Clinical summary:
A 71-year-old man was referred to our thoracic surgery clinic for surgical assessment. He was a former smoker with a history of over 20 pack-years taking rivaroxaban for an atrial fibrillation and beta-blockers to treat hypertension. A computed tomography (CT) scan demonstrated a 1.2 cm spiculated nodule in the posterior segment of the right upper lobe (RUL) (Supplementary Figure 1). Positron emission tomography (PET)/CT showed a standardized uptake value (SUV) maximum of 5.9 in the nodule, and without lymph node or extra-thoracic involvement. His cranial CT was normal. The case was reviewed by our multidisciplinary lung tumor board, and the patient was deemed appropriate for surgery, with a planned RUL lobectomy and mediastinal lymphadenectomy.
The Institutional Review Board (IRB) of Salamanca University Hospital approved the study protocol and publication of data. The patient provided informed written consent for the publication of the study data. This is a treat-and-resect study evaluating the safety and feasibility of Aliyaâ„¢ Pulsed Electric Fields (PEF) [Galvanize Therapeutics, Inc., Redwood City, CA] in patients with non-small cell lung cancer (NSCLC) tumors prior to surgical resection. The Aliya PEF system delivers a dose of non-thermal, high-voltage, and high-frequency electrical currents through a single monopolar electrode placed in the target tissue. The PEF energy destabilizes the cells, resulting in cell death, while preserving the stromal elements of tissue.

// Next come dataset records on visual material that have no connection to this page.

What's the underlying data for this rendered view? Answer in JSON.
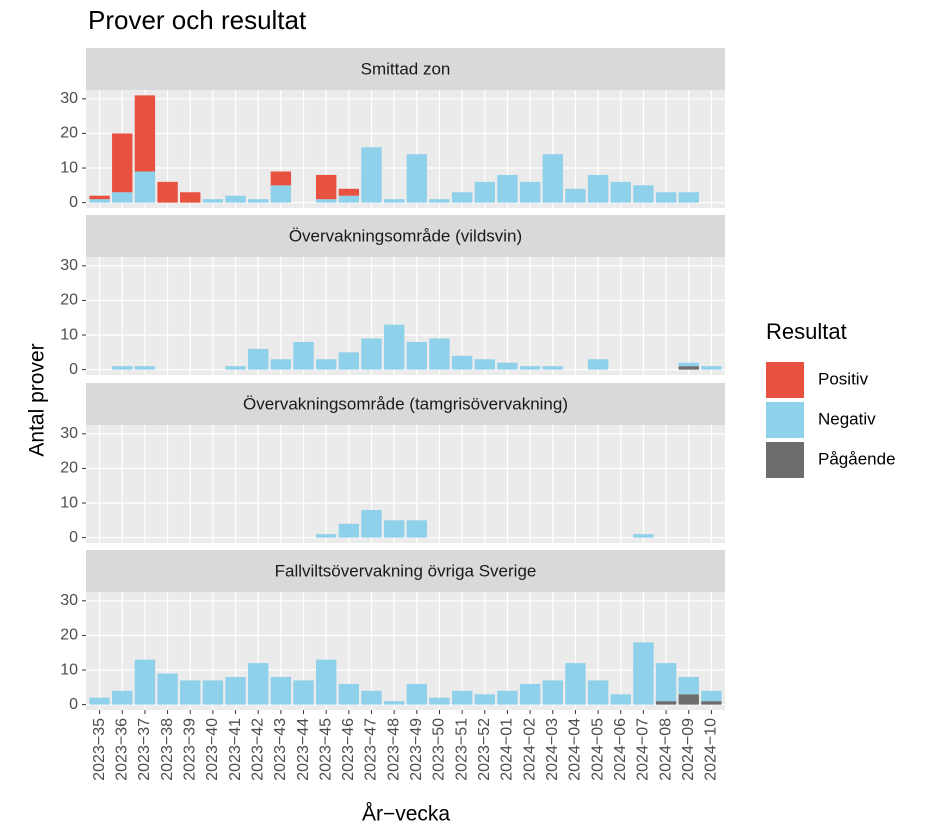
{
  "title": "Prover och resultat",
  "y_label": "Antal prover",
  "legend_title": "Resultat",
  "chart_data": [
    {
      "type": "bar",
      "stacked": true,
      "title": "Smittad zon",
      "ylim": [
        -1.55,
        32.55
      ],
      "yticks": [
        0,
        10,
        20,
        30
      ],
      "grid": true,
      "series": [
        {
          "name": "Positiv",
          "color": "#e8513f",
          "values": [
            1,
            17,
            22,
            6,
            3,
            0,
            0,
            0,
            4,
            0,
            7,
            2,
            0,
            0,
            0,
            0,
            0,
            0,
            0,
            0,
            0,
            0,
            0,
            0,
            0,
            0,
            0,
            0
          ]
        },
        {
          "name": "Negativ",
          "color": "#8fd0ea",
          "values": [
            1,
            3,
            9,
            0,
            0,
            1,
            2,
            1,
            5,
            0,
            1,
            2,
            16,
            1,
            14,
            1,
            3,
            6,
            8,
            6,
            14,
            4,
            8,
            6,
            5,
            3,
            3,
            0
          ]
        },
        {
          "name": "Pågående",
          "color": "#6d6d6d",
          "values": [
            0,
            0,
            0,
            0,
            0,
            0,
            0,
            0,
            0,
            0,
            0,
            0,
            0,
            0,
            0,
            0,
            0,
            0,
            0,
            0,
            0,
            0,
            0,
            0,
            0,
            0,
            0,
            0
          ]
        }
      ]
    },
    {
      "type": "bar",
      "stacked": true,
      "title": "Övervakningsområde (vildsvin)",
      "ylim": [
        -1.55,
        32.55
      ],
      "yticks": [
        0,
        10,
        20,
        30
      ],
      "grid": true,
      "series": [
        {
          "name": "Positiv",
          "color": "#e8513f",
          "values": [
            0,
            0,
            0,
            0,
            0,
            0,
            0,
            0,
            0,
            0,
            0,
            0,
            0,
            0,
            0,
            0,
            0,
            0,
            0,
            0,
            0,
            0,
            0,
            0,
            0,
            0,
            0,
            0
          ]
        },
        {
          "name": "Negativ",
          "color": "#8fd0ea",
          "values": [
            0,
            1,
            1,
            0,
            0,
            0,
            1,
            6,
            3,
            8,
            3,
            5,
            9,
            13,
            8,
            9,
            4,
            3,
            2,
            1,
            1,
            0,
            3,
            0,
            0,
            0,
            1,
            1
          ]
        },
        {
          "name": "Pågående",
          "color": "#6d6d6d",
          "values": [
            0,
            0,
            0,
            0,
            0,
            0,
            0,
            0,
            0,
            0,
            0,
            0,
            0,
            0,
            0,
            0,
            0,
            0,
            0,
            0,
            0,
            0,
            0,
            0,
            0,
            0,
            1,
            0
          ]
        }
      ]
    },
    {
      "type": "bar",
      "stacked": true,
      "title": "Övervakningsområde (tamgrisövervakning)",
      "ylim": [
        -1.55,
        32.55
      ],
      "yticks": [
        0,
        10,
        20,
        30
      ],
      "grid": true,
      "series": [
        {
          "name": "Positiv",
          "color": "#e8513f",
          "values": [
            0,
            0,
            0,
            0,
            0,
            0,
            0,
            0,
            0,
            0,
            0,
            0,
            0,
            0,
            0,
            0,
            0,
            0,
            0,
            0,
            0,
            0,
            0,
            0,
            0,
            0,
            0,
            0
          ]
        },
        {
          "name": "Negativ",
          "color": "#8fd0ea",
          "values": [
            0,
            0,
            0,
            0,
            0,
            0,
            0,
            0,
            0,
            0,
            1,
            4,
            8,
            5,
            5,
            0,
            0,
            0,
            0,
            0,
            0,
            0,
            0,
            0,
            1,
            0,
            0,
            0
          ]
        },
        {
          "name": "Pågående",
          "color": "#6d6d6d",
          "values": [
            0,
            0,
            0,
            0,
            0,
            0,
            0,
            0,
            0,
            0,
            0,
            0,
            0,
            0,
            0,
            0,
            0,
            0,
            0,
            0,
            0,
            0,
            0,
            0,
            0,
            0,
            0,
            0
          ]
        }
      ]
    },
    {
      "type": "bar",
      "stacked": true,
      "title": "Fallviltsövervakning övriga Sverige",
      "x_label": "År−vecka",
      "categories": [
        "2023−35",
        "2023−36",
        "2023−37",
        "2023−38",
        "2023−39",
        "2023−40",
        "2023−41",
        "2023−42",
        "2023−43",
        "2023−44",
        "2023−45",
        "2023−46",
        "2023−47",
        "2023−48",
        "2023−49",
        "2023−50",
        "2023−51",
        "2023−52",
        "2024−01",
        "2024−02",
        "2024−03",
        "2024−04",
        "2024−05",
        "2024−06",
        "2024−07",
        "2024−08",
        "2024−09",
        "2024−10"
      ],
      "ylim": [
        -1.55,
        32.55
      ],
      "yticks": [
        0,
        10,
        20,
        30
      ],
      "grid": true,
      "series": [
        {
          "name": "Positiv",
          "color": "#e8513f",
          "values": [
            0,
            0,
            0,
            0,
            0,
            0,
            0,
            0,
            0,
            0,
            0,
            0,
            0,
            0,
            0,
            0,
            0,
            0,
            0,
            0,
            0,
            0,
            0,
            0,
            0,
            0,
            0,
            0
          ]
        },
        {
          "name": "Negativ",
          "color": "#8fd0ea",
          "values": [
            2,
            4,
            13,
            9,
            7,
            7,
            8,
            12,
            8,
            7,
            13,
            6,
            4,
            1,
            6,
            2,
            4,
            3,
            4,
            6,
            7,
            12,
            7,
            3,
            18,
            11,
            5,
            3
          ]
        },
        {
          "name": "Pågående",
          "color": "#6d6d6d",
          "values": [
            0,
            0,
            0,
            0,
            0,
            0,
            0,
            0,
            0,
            0,
            0,
            0,
            0,
            0,
            0,
            0,
            0,
            0,
            0,
            0,
            0,
            0,
            0,
            0,
            0,
            1,
            3,
            1
          ]
        }
      ]
    }
  ]
}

Sequential procedural access options were planned to limit the likelihood of a non-diagnostic biopsy result. In the hybrid OR, an initial bronchoscopic approach was taken by the thoracic surgeon to access the lesion. An alternate percutaneous cone-beam CT (CBCT)-guided approach by the interventional radiologist was planned in case the catheter was unable to be localized at or directly adjacent to the target using the bronchoscopic approach.
Appropriate navigation was unable to localize the catheter within the lesion and the closest position was roughly 4 mm lateral (Figure 1). Various attempts to improve the position were unsuccessful, therefore the bronchoscopic approach was abandoned and the patient was repositioned for a percutaneous approach.
The conversion to the percutaneous approach resulted in successful lesion access and biopsies were obtained. Intraprocedural diagnosis demonstrated malignancy, specifically NSCLC favoring adenocarcinoma. The percutaneous diagnostic instrument was withdrawn, and the PEF percutaneous needle and electrode were positioned within the lesion (Figure 2). PEF energy was delivered successfully. The PEF energy delivery apparatus was withdrawn, and the patient was moved to the post anesthesia care unit (PACU) without incident and discharged.
The patient returned to undergo surgical resection 19 days later, which was performed via robotic assisted thoracic surgery. The surgical field was confirmed to be unaffected by the prior PEF energy delivery. The patient developed a non-continuous air leak in the immediate postoperative period and was discharged one week later following resolution.